Fisher, Jill A. 2009. Medical research for hire: The political economy of pharmaceutical clinical trials. New Brunswick, NJ, and London: Rutgers Univ. Press.
Fisher analyzes how the privatization of pharmaceutical drug trials in the United States has changed the way medical research is performed, arguing that this has been the consequence of simultaneously decreasing revenue for academic physicians and increased obstacles to health care for patients. Contract research organizations that have otherwise not been analyzed in the literature at great length are also included.
Geissler, Wenzel, and Sassy Molyneux, eds. 2011. Evidence, ethos and experiment: The anthropology and history of medical research in Africa. New York: Berghahn Books.
The edited volume focuses on overseas medical research in Africa. The chapters focus on interactions in clinical studies, drug development and randomized controlled trials, entomological surveys and vector control, ethnobotany, phytopharmacology, and medical anthropology. International collaboration is conducted across vast cultural, economic, and epistemic differences that gives rise to practical and ethical challenges.
Moreira, Tiego, and Catherine Will, eds. 2010. Medical proofs, social experiments: Clinical trials in shifting contexts. Aldershot, UK: Ashgate.
This edited volume illuminates the often hidden work done by doctors, participants, and wider publics that goes into producing credible data in clinical trials. While RCTs are considered the gold standard of evidence and knowledge production, it also shows how the results are socially produced and outlines helpful critiques of clinical trials.
Petryna, Andriana. 2009. When experiments travel: Clinical trials and the global search for human subjects. Princeton, NJ, and Oxford: Princeton Univ. Press.
This book analyzes the globalization of commercial medical science following the increased use of pharmaceuticals in the United States, and the recruitment of research subjects in low-income countries that the industry depends on. The book shows the complex processes of the integration of medical trials into local health systems and the benefits and risks involved.
Rosengarten, Marsha. 2009. HIV interventions: Biomedicine and the traffic between information and flesh. Seattle: Univ. of Washington Press.
Using a diverse set of research materials, Rosengarten demonstrates the ways HIV, medical technologies, and understandings about the body are intertwined and co-construsted, asserting that material as well as informational environments are simultaneously constituted by and constitute HIV.

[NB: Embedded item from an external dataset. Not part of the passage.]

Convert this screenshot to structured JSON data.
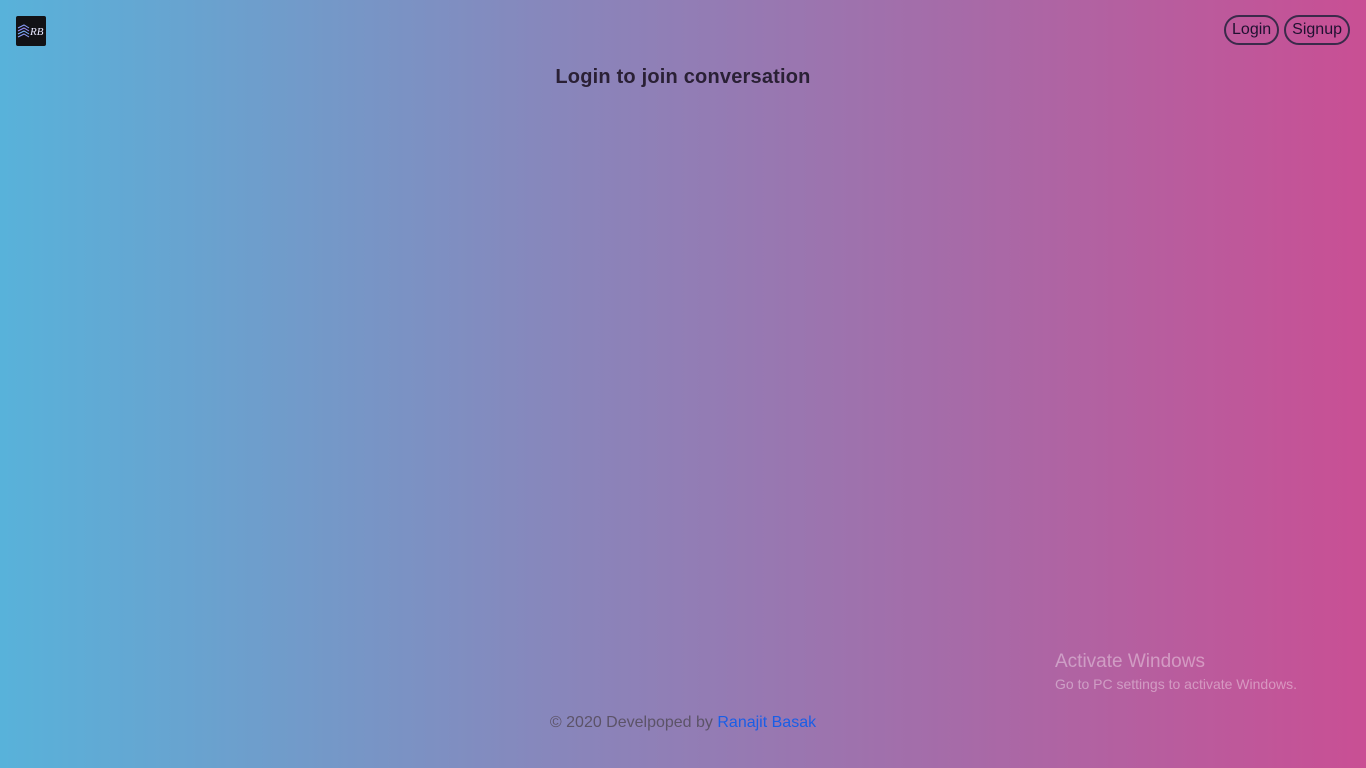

Sunder Rajan, Kaushik. 2017. Pharmocracy: Value, politics, and knowledge in global biomedicine. Durham, NC: Duke Univ. Press.
Pharmocracy describes how the pharmaceutical industry maintains and uses hegemonic power to turn health into profit. Using case studies from India, the analysis suggests that the profit is often at the expense of poor and vulnerable populations.
Timmermans, Stefan, and Marc Berg. 2003. The gold standard: The challenge of evidence-based medicine and standardization in health care. Philadelphia: Temple Univ. Press.
A classic for the study of standards and standardization, The Gold Standard describes the advent of evidence-based medicine (EBM) and the role of shared guidelines, standards, and standardization for medicine and health. The book looks at the historical developments of EBM and shows how and why EBM has become central to health care and research today.